The tool Matt and his fellow co-op team members are working on is one of the first fully cloud native applications developed by CSE in collaboration with the Treasury Board Secretariat (TBS) and will be employed by all 106 government departments.
Parrott stresses the importance of providing his co-op students with significant projects like this to give them a realistic insight into life at CSE.
“One thing I’m often asked by students is why I like working for CSE and my main response is that the organization’s mission is unlike any other,” he explains. “Co-op students get a taste of that mission and why it is important.”
CSE hires between four and seven remote co-op students a term in Halifax from Dalhousie and Acadia University. Students often work part-time in between co-op terms in order to continue working on projects.
Once Matt completes his co-op term, he will continue working for CSE part-time, something which fourth-year student Ethan is already doing following his own co-op terms with the organization. He is also progressing through CSE’s Talent Acquisition Program (TAP) which bridges students from co-op into full-time employment.
“I knew that I wanted the opportunity to make a positive impact with my work.

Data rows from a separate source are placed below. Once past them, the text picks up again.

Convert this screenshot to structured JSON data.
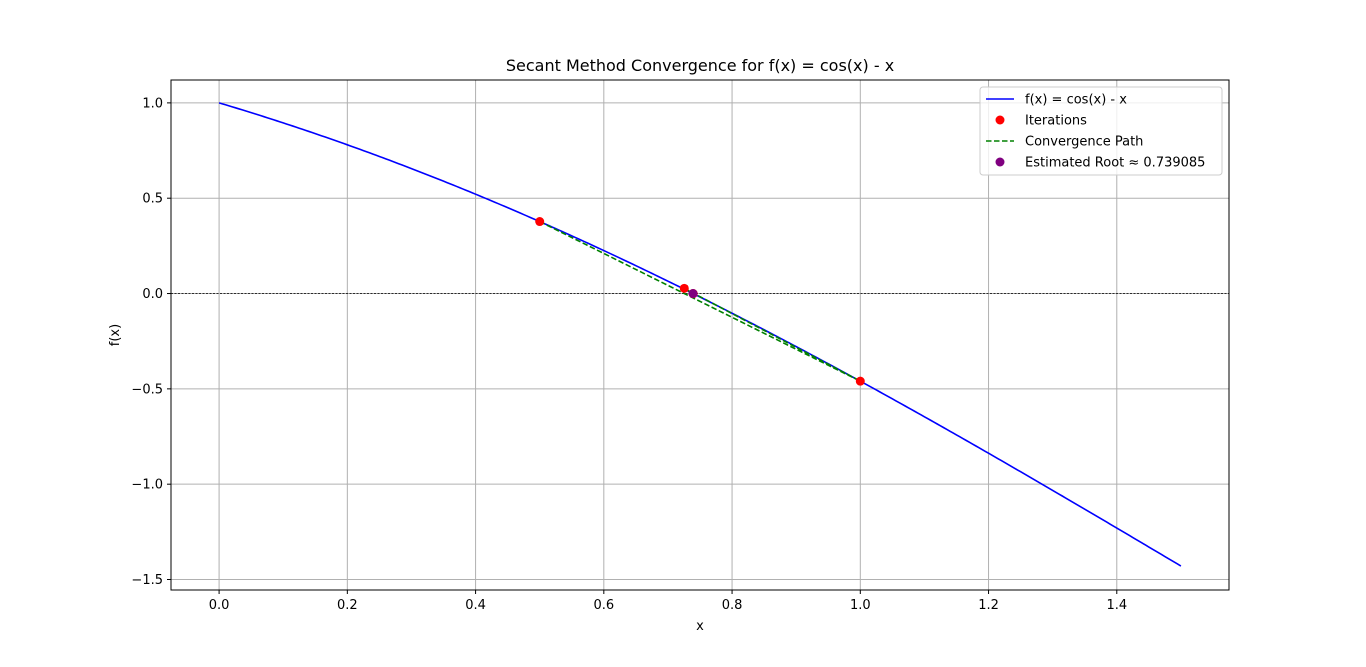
{
  "chart_data": {
    "type": "line",
    "title": "Secant Method Convergence for f(x) = cos(x) - x",
    "xlabel": "x",
    "ylabel": "f(x)",
    "xlim": [
      -0.075,
      1.575
    ],
    "ylim": [
      -1.555,
      1.12
    ],
    "x_ticks": [
      0.0,
      0.2,
      0.4,
      0.6,
      0.8,
      1.0,
      1.2,
      1.4
    ],
    "x_tick_labels": [
      "0.0",
      "0.2",
      "0.4",
      "0.6",
      "0.8",
      "1.0",
      "1.2",
      "1.4"
    ],
    "y_ticks": [
      1.0,
      0.5,
      0.0,
      -0.5,
      -1.0,
      -1.5
    ],
    "y_tick_labels": [
      "1.0",
      "0.5",
      "0.0",
      "−0.5",
      "−1.0",
      "−1.5"
    ],
    "grid": true,
    "zero_line": {
      "y": 0,
      "color": "#000000",
      "style": "dashed"
    },
    "legend_position": "top-right",
    "series": [
      {
        "name": "f(x) = cos(x) - x",
        "kind": "line",
        "color": "#0000ff",
        "function": "cos(x) - x",
        "x_range": [
          0.0,
          1.5
        ]
      },
      {
        "name": "Iterations",
        "kind": "scatter",
        "color": "#ff0000",
        "points": [
          {
            "x": 0.5,
            "y": 0.37758
          },
          {
            "x": 1.0,
            "y": -0.4597
          },
          {
            "x": 0.72548,
            "y": 0.0271
          },
          {
            "x": 0.73946,
            "y": -0.00063
          },
          {
            "x": 0.73908,
            "y": 0.0
          }
        ]
      },
      {
        "name": "Convergence Path",
        "kind": "dashed-line",
        "color": "#008000",
        "points": [
          {
            "x": 0.5,
            "y": 0.37758
          },
          {
            "x": 1.0,
            "y": -0.4597
          },
          {
            "x": 0.72548,
            "y": 0.0271
          },
          {
            "x": 0.73946,
            "y": -0.00063
          },
          {
            "x": 0.73908,
            "y": 0.0
          }
        ]
      },
      {
        "name": "Estimated Root ≈ 0.739085",
        "kind": "scatter",
        "color": "#800080",
        "points": [
          {
            "x": 0.739085,
            "y": 0.0
          }
        ]
      }
    ]
  }
}
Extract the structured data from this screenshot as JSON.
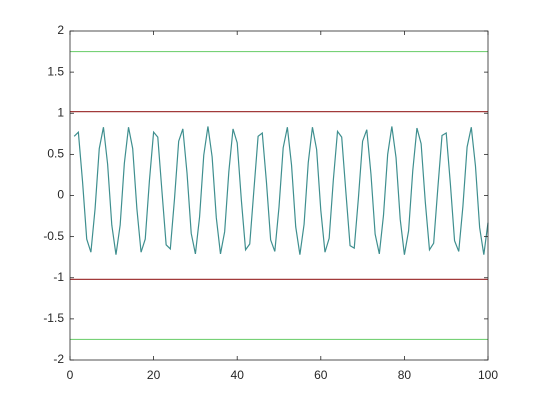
{
  "chart_data": {
    "type": "line",
    "xlim": [
      0,
      100
    ],
    "xticks": [
      0,
      20,
      40,
      60,
      80,
      100
    ],
    "ylim": [
      -2,
      2
    ],
    "yticks": [
      -2,
      -1.5,
      -1,
      -0.5,
      0,
      0.5,
      1,
      1.5,
      2
    ],
    "series": [
      {
        "color": "#3f8f8f",
        "x": [
          1,
          2,
          3,
          4,
          5,
          6,
          7,
          8,
          9,
          10,
          11,
          12,
          13,
          14,
          15,
          16,
          17,
          18,
          19,
          20,
          21,
          22,
          23,
          24,
          25,
          26,
          27,
          28,
          29,
          30,
          31,
          32,
          33,
          34,
          35,
          36,
          37,
          38,
          39,
          40,
          41,
          42,
          43,
          44,
          45,
          46,
          47,
          48,
          49,
          50,
          51,
          52,
          53,
          54,
          55,
          56,
          57,
          58,
          59,
          60,
          61,
          62,
          63,
          64,
          65,
          66,
          67,
          68,
          69,
          70,
          71,
          72,
          73,
          74,
          75,
          76,
          77,
          78,
          79,
          80,
          81,
          82,
          83,
          84,
          85,
          86,
          87,
          88,
          89,
          90,
          91,
          92,
          93,
          94,
          95,
          96,
          97,
          98,
          99,
          100
        ],
        "values": [
          0.72,
          0.77,
          0.17,
          -0.53,
          -0.69,
          -0.16,
          0.57,
          0.83,
          0.38,
          -0.36,
          -0.72,
          -0.36,
          0.39,
          0.83,
          0.57,
          -0.16,
          -0.69,
          -0.53,
          0.18,
          0.77,
          0.71,
          0.05,
          -0.6,
          -0.65,
          -0.04,
          0.66,
          0.81,
          0.27,
          -0.46,
          -0.71,
          -0.26,
          0.49,
          0.84,
          0.47,
          -0.27,
          -0.71,
          -0.44,
          0.29,
          0.81,
          0.64,
          -0.06,
          -0.66,
          -0.59,
          0.07,
          0.72,
          0.76,
          0.16,
          -0.54,
          -0.68,
          -0.14,
          0.58,
          0.83,
          0.37,
          -0.38,
          -0.72,
          -0.35,
          0.4,
          0.83,
          0.56,
          -0.18,
          -0.69,
          -0.52,
          0.19,
          0.78,
          0.71,
          0.04,
          -0.61,
          -0.64,
          -0.03,
          0.66,
          0.8,
          0.26,
          -0.47,
          -0.71,
          -0.24,
          0.5,
          0.84,
          0.46,
          -0.29,
          -0.72,
          -0.43,
          0.3,
          0.82,
          0.63,
          -0.08,
          -0.66,
          -0.58,
          0.09,
          0.73,
          0.76,
          0.14,
          -0.55,
          -0.68,
          -0.13,
          0.59,
          0.83,
          0.36,
          -0.39,
          -0.72,
          -0.33
        ]
      },
      {
        "color": "#a23b3b",
        "x": [
          0,
          100
        ],
        "values": [
          1.02,
          1.02
        ]
      },
      {
        "color": "#a23b3b",
        "x": [
          0,
          100
        ],
        "values": [
          -1.02,
          -1.02
        ]
      },
      {
        "color": "#77d177",
        "x": [
          0,
          100
        ],
        "values": [
          1.75,
          1.75
        ]
      },
      {
        "color": "#77d177",
        "x": [
          0,
          100
        ],
        "values": [
          -1.75,
          -1.75
        ]
      }
    ]
  }
}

The ability to work on tools and applications to aid in ensuring the security of Canadians in our perpetually-evolving digital world is something in which I personally place a great deal of value,” says Ethan.
“Looking ahead, I know for certain that I would like to continue exploring the field of Network Security. The ever-changing nature of this field necessitates life-long learning.”
Life-long learning is something Matt echoes as one of his key takeaways from his time with CSE.
“They (CSE) have provided me with resources to gain skills and greater knowledge in cyber security topics,” he says. “We are able to take time out of our work week to learn about different techniques for protecting services online, as well as learning about cyber security issues that people currently face and how to resolve them.”
Ethan isn’t the only former co-op student on the path to full-time employment with CSE, one of the first Halifax-based co-op students is due to start a full-time role at HQ in Ottawa in the fall.
It’s no surprise when students who go through a co-op with CSE speak so highly of the experience and of Parrott.
“I think it’s important during co-op to work for a supervisor that understands the co-op program and how to get the most out of students,” says Peachey. “I could tell as early as my interview that Tyler has a well-oiled co-op machine working for CSE here in Halifax.”